Are ideas such as spontaneity and the deep integration of thought and emotion valued in Objectivism, at least as it has traditionally been presented? I think not. I know that I value spontaneity and being a free spirit in some ways, but those things do not seem to be valued in Objectivism. Yet is the fact that I value these things an indication that I embrace subjectivism? Again, I think not. I'm not sure what the "dialectic" is here between the objective and the subjective or personal, but it's worth exploring. I know that I would rather value something that accords fully with "joy and reason and meaning" than be true to Objectivism for its own sake. As Rand said, philosophy is not an end in itself, only Man is an end in himself -- and I am enough of an individualist to think that "Man" can mean only an individual human being.
I am so enamored of the ancient Greek conception of philosophy as the love of wisdom that I am more committed to finding and realizing a philosophy for living on earth than I am in pursuing academic philosophy. What if a true philosophy for living on earth comes to highly value things that Objectivism (as historically espoused) does not? What if those things include friendship, passion, spontaneity, naturalness, emotion, pleasure, enjoyment, insight, creativity, personal experience, benevolence, kindness, getting along with others or setting them at ease (cf. the reaction of people to Roark vs. to Keating), trusting one's native self and not attempting to remake one's soul from the ground up based on conscious philosophy, letting go of ought and should and other moralistic concepts, concretizing what is personally important in art (as opposed to what is metaphysically significant or ethically correct)? In that case, I would say so much the worse for Objectivism.

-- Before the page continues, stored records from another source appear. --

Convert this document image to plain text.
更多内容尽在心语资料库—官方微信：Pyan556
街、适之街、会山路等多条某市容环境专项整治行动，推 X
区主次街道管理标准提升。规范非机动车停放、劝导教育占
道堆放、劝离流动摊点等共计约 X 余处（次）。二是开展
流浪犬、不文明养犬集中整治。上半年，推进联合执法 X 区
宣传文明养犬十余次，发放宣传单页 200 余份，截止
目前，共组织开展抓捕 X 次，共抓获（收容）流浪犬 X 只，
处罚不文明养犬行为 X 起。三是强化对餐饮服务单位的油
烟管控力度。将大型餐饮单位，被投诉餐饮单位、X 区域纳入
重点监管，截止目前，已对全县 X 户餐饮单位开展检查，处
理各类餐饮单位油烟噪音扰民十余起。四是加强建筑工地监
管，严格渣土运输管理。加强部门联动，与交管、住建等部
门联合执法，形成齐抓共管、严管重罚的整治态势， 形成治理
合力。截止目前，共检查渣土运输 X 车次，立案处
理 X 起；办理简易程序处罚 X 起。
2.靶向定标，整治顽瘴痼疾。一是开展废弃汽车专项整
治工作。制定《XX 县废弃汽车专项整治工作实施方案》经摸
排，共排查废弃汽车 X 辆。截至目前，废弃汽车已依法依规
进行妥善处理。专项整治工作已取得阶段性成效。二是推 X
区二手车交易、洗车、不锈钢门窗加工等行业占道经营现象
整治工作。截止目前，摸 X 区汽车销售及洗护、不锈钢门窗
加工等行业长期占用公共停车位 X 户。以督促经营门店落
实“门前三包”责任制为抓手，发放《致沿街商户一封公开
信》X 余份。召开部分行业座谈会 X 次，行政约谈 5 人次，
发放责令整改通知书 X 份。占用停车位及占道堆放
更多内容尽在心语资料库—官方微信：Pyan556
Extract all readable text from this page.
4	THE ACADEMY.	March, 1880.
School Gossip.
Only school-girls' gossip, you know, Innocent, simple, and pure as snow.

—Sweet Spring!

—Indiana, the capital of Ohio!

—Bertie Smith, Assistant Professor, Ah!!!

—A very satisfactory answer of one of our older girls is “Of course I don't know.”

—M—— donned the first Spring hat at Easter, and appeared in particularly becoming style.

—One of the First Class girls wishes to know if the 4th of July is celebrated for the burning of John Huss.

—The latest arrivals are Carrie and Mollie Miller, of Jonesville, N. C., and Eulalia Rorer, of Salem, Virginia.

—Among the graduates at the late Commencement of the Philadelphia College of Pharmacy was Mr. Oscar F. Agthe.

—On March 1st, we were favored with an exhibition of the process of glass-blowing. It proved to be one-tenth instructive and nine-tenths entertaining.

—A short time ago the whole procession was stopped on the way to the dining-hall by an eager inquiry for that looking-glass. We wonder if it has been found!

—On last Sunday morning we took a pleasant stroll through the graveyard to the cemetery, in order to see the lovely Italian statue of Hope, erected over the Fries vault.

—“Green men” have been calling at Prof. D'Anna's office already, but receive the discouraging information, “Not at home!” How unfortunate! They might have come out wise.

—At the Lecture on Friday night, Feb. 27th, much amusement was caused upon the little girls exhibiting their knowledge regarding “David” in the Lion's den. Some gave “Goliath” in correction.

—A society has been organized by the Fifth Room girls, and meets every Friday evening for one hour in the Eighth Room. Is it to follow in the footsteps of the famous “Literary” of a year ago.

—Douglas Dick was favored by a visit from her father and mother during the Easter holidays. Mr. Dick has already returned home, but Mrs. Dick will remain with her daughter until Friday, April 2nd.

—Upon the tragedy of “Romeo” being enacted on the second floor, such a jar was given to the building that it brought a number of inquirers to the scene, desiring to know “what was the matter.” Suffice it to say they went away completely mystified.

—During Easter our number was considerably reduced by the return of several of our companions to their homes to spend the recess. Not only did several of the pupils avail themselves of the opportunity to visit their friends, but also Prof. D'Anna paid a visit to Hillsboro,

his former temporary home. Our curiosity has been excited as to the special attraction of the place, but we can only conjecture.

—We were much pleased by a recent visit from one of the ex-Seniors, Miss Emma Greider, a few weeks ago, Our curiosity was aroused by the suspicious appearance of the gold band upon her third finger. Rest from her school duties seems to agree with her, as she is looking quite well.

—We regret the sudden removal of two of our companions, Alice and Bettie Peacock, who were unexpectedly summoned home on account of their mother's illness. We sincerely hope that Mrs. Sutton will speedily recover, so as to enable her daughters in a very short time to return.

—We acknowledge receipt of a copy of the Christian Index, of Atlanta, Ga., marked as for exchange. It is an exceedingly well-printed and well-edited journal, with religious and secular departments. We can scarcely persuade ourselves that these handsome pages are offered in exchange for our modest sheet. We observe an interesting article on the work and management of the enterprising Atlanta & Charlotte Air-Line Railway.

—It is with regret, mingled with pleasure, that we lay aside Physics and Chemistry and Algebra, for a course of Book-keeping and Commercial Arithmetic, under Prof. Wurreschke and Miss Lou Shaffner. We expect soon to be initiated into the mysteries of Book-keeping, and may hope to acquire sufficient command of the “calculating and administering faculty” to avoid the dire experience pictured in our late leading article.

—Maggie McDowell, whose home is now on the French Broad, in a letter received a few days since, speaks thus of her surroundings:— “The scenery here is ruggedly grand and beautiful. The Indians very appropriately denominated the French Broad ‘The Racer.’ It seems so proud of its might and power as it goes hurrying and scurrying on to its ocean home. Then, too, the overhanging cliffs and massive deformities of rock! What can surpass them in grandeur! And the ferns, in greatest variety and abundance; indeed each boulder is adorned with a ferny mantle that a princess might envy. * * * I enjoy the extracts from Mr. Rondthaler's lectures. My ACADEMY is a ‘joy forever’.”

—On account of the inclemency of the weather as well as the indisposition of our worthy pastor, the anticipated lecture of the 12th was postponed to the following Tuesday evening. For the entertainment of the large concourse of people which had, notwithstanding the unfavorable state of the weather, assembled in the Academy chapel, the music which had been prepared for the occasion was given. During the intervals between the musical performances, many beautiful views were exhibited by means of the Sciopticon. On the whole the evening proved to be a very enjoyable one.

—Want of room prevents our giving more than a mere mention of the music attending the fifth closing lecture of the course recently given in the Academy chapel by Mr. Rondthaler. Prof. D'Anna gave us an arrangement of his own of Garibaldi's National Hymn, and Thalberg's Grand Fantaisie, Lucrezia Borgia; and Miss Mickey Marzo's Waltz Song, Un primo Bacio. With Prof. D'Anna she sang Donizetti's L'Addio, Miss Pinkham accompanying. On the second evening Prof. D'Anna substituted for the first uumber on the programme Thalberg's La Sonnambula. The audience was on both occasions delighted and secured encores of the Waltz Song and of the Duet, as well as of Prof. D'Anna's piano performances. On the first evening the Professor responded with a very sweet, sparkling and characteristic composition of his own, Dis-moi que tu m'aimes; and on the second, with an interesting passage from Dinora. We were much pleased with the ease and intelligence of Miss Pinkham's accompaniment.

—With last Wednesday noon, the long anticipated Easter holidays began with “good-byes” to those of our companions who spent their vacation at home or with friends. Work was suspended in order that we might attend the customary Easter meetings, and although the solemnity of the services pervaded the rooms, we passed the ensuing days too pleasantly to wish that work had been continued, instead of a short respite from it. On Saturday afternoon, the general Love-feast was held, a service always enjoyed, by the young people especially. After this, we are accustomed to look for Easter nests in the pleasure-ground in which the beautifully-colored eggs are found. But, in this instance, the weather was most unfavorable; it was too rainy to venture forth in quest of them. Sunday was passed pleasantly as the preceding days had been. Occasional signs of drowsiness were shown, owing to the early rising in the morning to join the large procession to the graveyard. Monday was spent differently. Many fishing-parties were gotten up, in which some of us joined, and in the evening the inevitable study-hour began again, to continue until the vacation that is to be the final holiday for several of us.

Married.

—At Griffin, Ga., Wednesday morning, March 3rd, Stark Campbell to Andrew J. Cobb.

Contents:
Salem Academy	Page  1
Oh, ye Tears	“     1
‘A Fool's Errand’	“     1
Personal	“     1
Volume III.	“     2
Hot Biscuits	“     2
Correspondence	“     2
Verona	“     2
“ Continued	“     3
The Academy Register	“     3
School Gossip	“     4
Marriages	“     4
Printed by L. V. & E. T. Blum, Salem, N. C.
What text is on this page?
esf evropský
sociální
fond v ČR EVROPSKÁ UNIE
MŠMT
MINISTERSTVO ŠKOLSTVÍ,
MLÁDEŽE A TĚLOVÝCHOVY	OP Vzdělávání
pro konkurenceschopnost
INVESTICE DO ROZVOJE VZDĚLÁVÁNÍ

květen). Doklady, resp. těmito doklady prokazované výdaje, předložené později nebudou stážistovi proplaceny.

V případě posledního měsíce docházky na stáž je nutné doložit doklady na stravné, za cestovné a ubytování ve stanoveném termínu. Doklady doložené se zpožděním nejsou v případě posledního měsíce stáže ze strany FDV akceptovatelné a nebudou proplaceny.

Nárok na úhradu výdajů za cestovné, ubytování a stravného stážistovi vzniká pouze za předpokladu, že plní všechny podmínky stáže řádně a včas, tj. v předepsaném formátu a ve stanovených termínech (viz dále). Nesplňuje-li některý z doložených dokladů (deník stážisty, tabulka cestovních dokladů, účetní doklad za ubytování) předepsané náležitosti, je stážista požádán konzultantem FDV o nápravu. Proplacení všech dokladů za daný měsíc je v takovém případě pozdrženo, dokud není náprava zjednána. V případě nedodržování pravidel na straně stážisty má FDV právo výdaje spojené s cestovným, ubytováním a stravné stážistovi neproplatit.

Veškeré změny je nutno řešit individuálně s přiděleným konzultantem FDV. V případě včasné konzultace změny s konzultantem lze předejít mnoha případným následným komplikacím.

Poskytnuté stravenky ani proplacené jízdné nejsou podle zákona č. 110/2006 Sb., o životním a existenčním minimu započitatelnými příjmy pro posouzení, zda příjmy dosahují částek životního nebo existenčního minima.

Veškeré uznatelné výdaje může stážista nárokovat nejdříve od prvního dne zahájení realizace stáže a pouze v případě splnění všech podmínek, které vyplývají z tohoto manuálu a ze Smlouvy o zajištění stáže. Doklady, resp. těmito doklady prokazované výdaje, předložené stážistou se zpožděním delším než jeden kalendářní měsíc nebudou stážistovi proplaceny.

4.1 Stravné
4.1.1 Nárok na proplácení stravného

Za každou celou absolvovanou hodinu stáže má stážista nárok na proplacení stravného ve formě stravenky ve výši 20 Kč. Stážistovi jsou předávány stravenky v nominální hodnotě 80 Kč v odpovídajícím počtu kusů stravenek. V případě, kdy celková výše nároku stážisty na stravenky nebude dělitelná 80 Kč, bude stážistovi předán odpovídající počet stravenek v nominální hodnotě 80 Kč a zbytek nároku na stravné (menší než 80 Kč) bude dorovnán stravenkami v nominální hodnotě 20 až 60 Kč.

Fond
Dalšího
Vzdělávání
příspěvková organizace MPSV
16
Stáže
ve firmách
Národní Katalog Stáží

I happen to think that attempting to do justice to these phenomena is more true to Rand's idea of "joy and reason and meaning" than is the desiccated intellectualism of so many Objectivists -- and that this is the right and healthy attitude to have regarding this body of ideas we call Objectivism. But when you have this attitude you run the risk of incurring the ire of the self-proclaimed defenders of Rand's philosophical legacy. It's important in this context to keep in mind something that Ayn Rand herself once wrote: "The most selfish of all things is the independent mind that recognizes no authority higher than its own and no value higher than its judgment of truth."